Generate Application Cache Manifest with PhantomJS

What is PhantomJS?

To quote the source…

PhantomJS is a headless WebKit scriptable with a JavaScript API. It has fast and native support for various web standards: DOM handling, CSS selector, JSON, Canvas, and SVG.

Why use PhantomJS?

So why do you care? Well, having a headless WebKit allows you to do all sorts of things. You can automate anything within a browser environment, and that's very cool!

So for example, I work for BBC News on the responsive code base and some of the very talented guys here have recently released an open-source project called Wraith which is a front-end regression testing tool that lets you grab screen shot images of web pages at different dimensions (it's great for making sure your recent CSS commits or changes hasn't broken your site, it doesn't replace acceptance tests, unit tests or manual testing but it helps improve confidence).

In case you're wondering, the definition of 'wraith' is…

a ghost or ghostlike image of someone

…see what we did there, Phantom… ghost… wraith… yeah?

But there are other spin-offs such as CasperJS and Poltergeist both of which are named on a variation of the phantom theme but focus specifically on user/acceptance testing a user interface by allowing developers to interact with a web page programmatically.

How can we use it?

We'll be using PhantomJS to help us interrogate a web page of the user's choice. It will check the network requests, store them and then generate a Application Cache manifest file based on the content of the web page.

So I wrote a small script that allows you to do this which I called Squirrel because you're storing away small pieces of information… like… nuts? Yeah I think you see where I'm coming from.

This is very much a work in progress but the principles are there and it also demonstrates some different parts of PhantomJS that you might be interested in.

I won't go into the details of what the Application Cache does (or should do), I'll leave that to another.

Basic introduction

Here's a super quick introduction on how to use PhantomJS…

var page = require('webpage').create(),
    url = 'http://www.phantomjs.org/';

page.open(url, function (status) {
    // Page is loaded!
    phantom.exit();
});

…here we load the PhantomJS webpage module, and call the create() method which instantiates a new web page.

We then call the open() method on this web page object and pass in the URL of the web page we want to open.

We then execute the exit() method on Phantom itself which tells the script that we're finished doing what we're doing.

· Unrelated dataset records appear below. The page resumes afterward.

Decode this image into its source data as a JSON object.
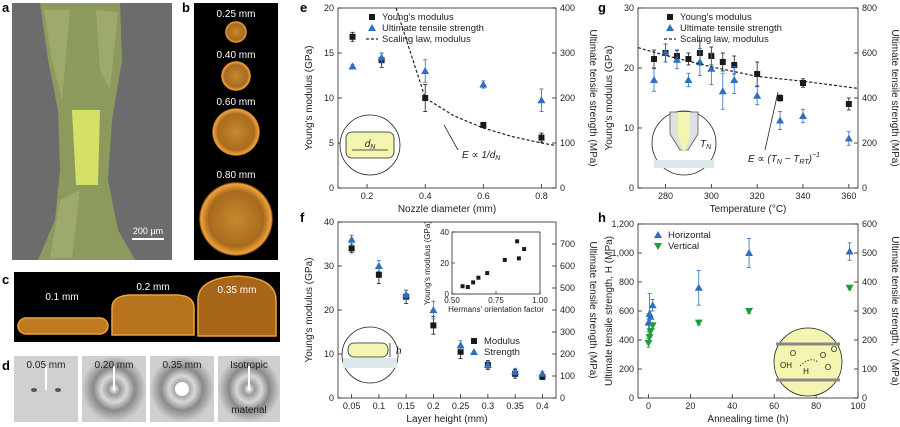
{
  "panel_letters": {
    "a": "a",
    "b": "b",
    "c": "c",
    "d": "d",
    "e": "e",
    "f": "f",
    "g": "g",
    "h": "h"
  },
  "images": {
    "a_scalebar": "200 µm",
    "b_labels": [
      "0.25 mm",
      "0.40 mm",
      "0.60 mm",
      "0.80 mm"
    ],
    "c_labels": [
      "0.1 mm",
      "0.2 mm",
      "0.35 mm"
    ],
    "d_labels": [
      "0.05 mm",
      "0.20 mm",
      "0.35 mm",
      "Isotropic",
      "material"
    ]
  },
  "colors": {
    "modulus": "#1a1a1a",
    "strength": "#2f6fc0",
    "vertical": "#1f9a3c",
    "inset_fill": "#f4f5b0",
    "fiber": "#c9d66a",
    "orange": "#e07a1e"
  },
  "chart_data": [
    {
      "id": "e",
      "type": "scatter",
      "xlabel": "Nozzle diameter (mm)",
      "ylabel": "Young's modulus (GPa)",
      "y2label": "Ultimate tensile strength (MPa)",
      "xlim": [
        0.1,
        0.85
      ],
      "ylim": [
        0,
        20
      ],
      "y2lim": [
        0,
        400
      ],
      "xticks": [
        0.2,
        0.4,
        0.6,
        0.8
      ],
      "yticks": [
        0,
        5,
        10,
        15,
        20
      ],
      "y2ticks": [
        0,
        100,
        200,
        300,
        400
      ],
      "legend": [
        "Young's modulus",
        "Ultimate tensile strength",
        "Scaling law, modulus"
      ],
      "annotation": "E ∝ 1/d",
      "annotation_sub": "N",
      "inset_label": "d",
      "inset_label_sub": "N",
      "series": [
        {
          "name": "Young's modulus",
          "axis": "left",
          "marker": "square",
          "x": [
            0.15,
            0.25,
            0.4,
            0.6,
            0.8
          ],
          "y": [
            16.8,
            14.2,
            10.0,
            7.0,
            5.6
          ],
          "err": [
            0.5,
            0.8,
            1.5,
            0.3,
            0.5
          ]
        },
        {
          "name": "Ultimate tensile strength",
          "axis": "right",
          "marker": "triangle",
          "x": [
            0.15,
            0.25,
            0.4,
            0.6,
            0.8
          ],
          "y": [
            270,
            290,
            260,
            230,
            195
          ],
          "err": [
            5,
            10,
            25,
            8,
            25
          ]
        },
        {
          "name": "Scaling law, modulus",
          "axis": "left",
          "marker": "dashed",
          "x": [
            0.3,
            0.4,
            0.5,
            0.6,
            0.7,
            0.8,
            0.85
          ],
          "y": [
            20.0,
            10.0,
            8.0,
            6.67,
            5.71,
            5.0,
            4.71
          ]
        }
      ]
    },
    {
      "id": "f",
      "type": "scatter",
      "xlabel": "Layer height (mm)",
      "ylabel": "Young's modulus (GPa)",
      "y2label": "Ultimate tensile strength (MPa)",
      "xlim": [
        0.025,
        0.425
      ],
      "ylim": [
        0,
        40
      ],
      "y2lim": [
        0,
        800
      ],
      "xticks": [
        0.05,
        0.1,
        0.15,
        0.2,
        0.25,
        0.3,
        0.35,
        0.4
      ],
      "yticks": [
        0,
        10,
        20,
        30,
        40
      ],
      "y2ticks": [
        0,
        100,
        200,
        300,
        400,
        500,
        600,
        700
      ],
      "legend": [
        "Modulus",
        "Strength"
      ],
      "inset_label": "h",
      "series": [
        {
          "name": "Modulus",
          "axis": "left",
          "marker": "square",
          "x": [
            0.05,
            0.1,
            0.15,
            0.2,
            0.25,
            0.3,
            0.35,
            0.4
          ],
          "y": [
            34,
            28,
            23,
            16.5,
            10.5,
            7.5,
            5.5,
            4.8
          ],
          "err": [
            1,
            2,
            1.5,
            2,
            1.5,
            1,
            1,
            0.5
          ]
        },
        {
          "name": "Strength",
          "axis": "right",
          "marker": "triangle",
          "x": [
            0.05,
            0.1,
            0.15,
            0.2,
            0.25,
            0.3,
            0.35,
            0.4
          ],
          "y": [
            720,
            600,
            470,
            400,
            240,
            150,
            120,
            110
          ],
          "err": [
            20,
            25,
            20,
            40,
            20,
            15,
            15,
            10
          ]
        }
      ],
      "inset": {
        "xlabel": "Hermans' orientation factor",
        "ylabel": "Young's modulus (GPa)",
        "xlim": [
          0.5,
          1.0
        ],
        "ylim": [
          0,
          40
        ],
        "xticks": [
          0.5,
          0.75,
          1.0
        ],
        "xticklabels": [
          "0.50",
          "0.75",
          "1.00"
        ],
        "yticks": [
          0,
          20,
          40
        ],
        "x": [
          0.56,
          0.59,
          0.62,
          0.65,
          0.7,
          0.8,
          0.87,
          0.88,
          0.91
        ],
        "y": [
          5,
          4.5,
          7.5,
          10.5,
          13.5,
          22,
          34,
          23,
          29
        ]
      }
    },
    {
      "id": "g",
      "type": "scatter",
      "xlabel": "Temperature (°C)",
      "ylabel": "Young's modulus (GPa)",
      "y2label": "Ultimate tensile strength (MPa)",
      "xlim": [
        268,
        364
      ],
      "ylim": [
        0,
        30
      ],
      "y2lim": [
        0,
        800
      ],
      "xticks": [
        280,
        300,
        320,
        340,
        360
      ],
      "yticks": [
        0,
        10,
        20,
        30
      ],
      "y2ticks": [
        0,
        200,
        400,
        600,
        800
      ],
      "legend": [
        "Young's modulus",
        "Ultimate tensile strength",
        "Scaling law, modulus"
      ],
      "annotation": "E ∝ (T",
      "annotation_sub": "N",
      "annotation_mid": " − T",
      "annotation_sub2": "RT",
      "annotation_end": ")",
      "annotation_sup": "−1",
      "inset_label": "T",
      "inset_label_sub": "N",
      "series": [
        {
          "name": "Young's modulus",
          "axis": "left",
          "marker": "square",
          "x": [
            275,
            280,
            285,
            290,
            295,
            300,
            305,
            310,
            320,
            330,
            340,
            360
          ],
          "y": [
            21.5,
            22.5,
            22.0,
            21.5,
            22.5,
            22.0,
            21.0,
            20.5,
            19.0,
            15.0,
            17.5,
            14.0
          ],
          "err": [
            1.5,
            1.5,
            1,
            1,
            2,
            1.5,
            1.5,
            1.5,
            2,
            0.5,
            0.7,
            1
          ]
        },
        {
          "name": "Ultimate tensile strength",
          "axis": "right",
          "marker": "triangle",
          "x": [
            275,
            280,
            285,
            290,
            295,
            300,
            305,
            310,
            320,
            330,
            340,
            360
          ],
          "y": [
            480,
            600,
            570,
            480,
            560,
            530,
            430,
            480,
            410,
            300,
            320,
            220
          ],
          "err": [
            50,
            40,
            40,
            30,
            60,
            70,
            80,
            60,
            40,
            40,
            30,
            30
          ]
        },
        {
          "name": "Scaling law, modulus",
          "axis": "left",
          "marker": "dashed",
          "x": [
            268,
            280,
            300,
            320,
            340,
            364
          ],
          "y": [
            23.4,
            22.1,
            20.2,
            18.6,
            17.8,
            16.6
          ]
        }
      ]
    },
    {
      "id": "h",
      "type": "scatter",
      "xlabel": "Annealing time (h)",
      "ylabel": "Ultimate tensile strength, H (MPa)",
      "y2label": "Ultimate tensile strength, V (MPa)",
      "xlim": [
        -5,
        100
      ],
      "ylim": [
        0,
        1200
      ],
      "y2lim": [
        0,
        600
      ],
      "xticks": [
        0,
        20,
        40,
        60,
        80,
        100
      ],
      "yticks": [
        0,
        200,
        400,
        600,
        800,
        1000,
        1200
      ],
      "yticklabels": [
        "0",
        "200",
        "400",
        "600",
        "800",
        "1,000",
        "1,200"
      ],
      "y2ticks": [
        0,
        100,
        200,
        300,
        400,
        500,
        600
      ],
      "legend": [
        "Horizontal",
        "Vertical"
      ],
      "inset_labels": [
        "O",
        "OH",
        "O",
        "O",
        "H",
        "O"
      ],
      "series": [
        {
          "name": "Horizontal",
          "axis": "left",
          "marker": "triangle",
          "x": [
            0,
            0.5,
            1,
            2,
            24,
            48,
            96
          ],
          "y": [
            520,
            580,
            560,
            640,
            760,
            1000,
            1010
          ],
          "err": [
            60,
            140,
            40,
            40,
            120,
            100,
            60
          ]
        },
        {
          "name": "Vertical",
          "axis": "right",
          "marker": "triangle-down",
          "x": [
            0,
            0.5,
            1,
            2,
            24,
            48,
            96
          ],
          "y": [
            190,
            210,
            230,
            250,
            260,
            300,
            380
          ],
          "err": [
            15,
            15,
            10,
            10,
            8,
            8,
            6
          ]
        }
      ]
    }
  ]
}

That's it. Super simple run down of how to use PhantomJS.

Let's break down Squirrel

OK, so let's review our Squirrel repo (specifically the appcache.js file).

The process of our script is as follows…

  1. Set-up variables and load specific modules
  2. Set-up event listeners for resources requested, received and any errors detected.
  3. In the onResourceReceived we check the contentType of the resource and if it falls into any of the categories we're interested in (image, style sheet, javascript) then we store it.
  4. Check the URL provided by the user is in the required format.
  5. If the URL is our example bbc.co.uk/news then set an additional cookie (required to load the Responsive version of BBC News site)
  6. Open the URL specified by the user (the clean-up version).
  7. Get a list of all anchors/links found in the web page.
  8. Make sure we have a unique list of each resource type.
  9. Call a function populateManifest() that will begin the process of populating our manifest file.
  10. Exit our PhantomJS script.

Set-up

var _          = require('lodash'),
    system     = require('system'),
    fs         = require('fs'),
    page       = require('webpage').create(),
    args       = system.args,
    path       = './appcache.manifest',
    manifest   = fs.read(path),
    css        = [],
    jpgs       = [],
    pngs       = [],
    gifs       = [],
    images     = [],
    javascript = [],
    links, url;

…OK so this looks a bit ugly but this long list of variables is basically us loading the Lo-Dash utility library, the Node file system, the PhantomJS web page module and then grabbing any arguments passed via the command line and reading the content of our manifest file.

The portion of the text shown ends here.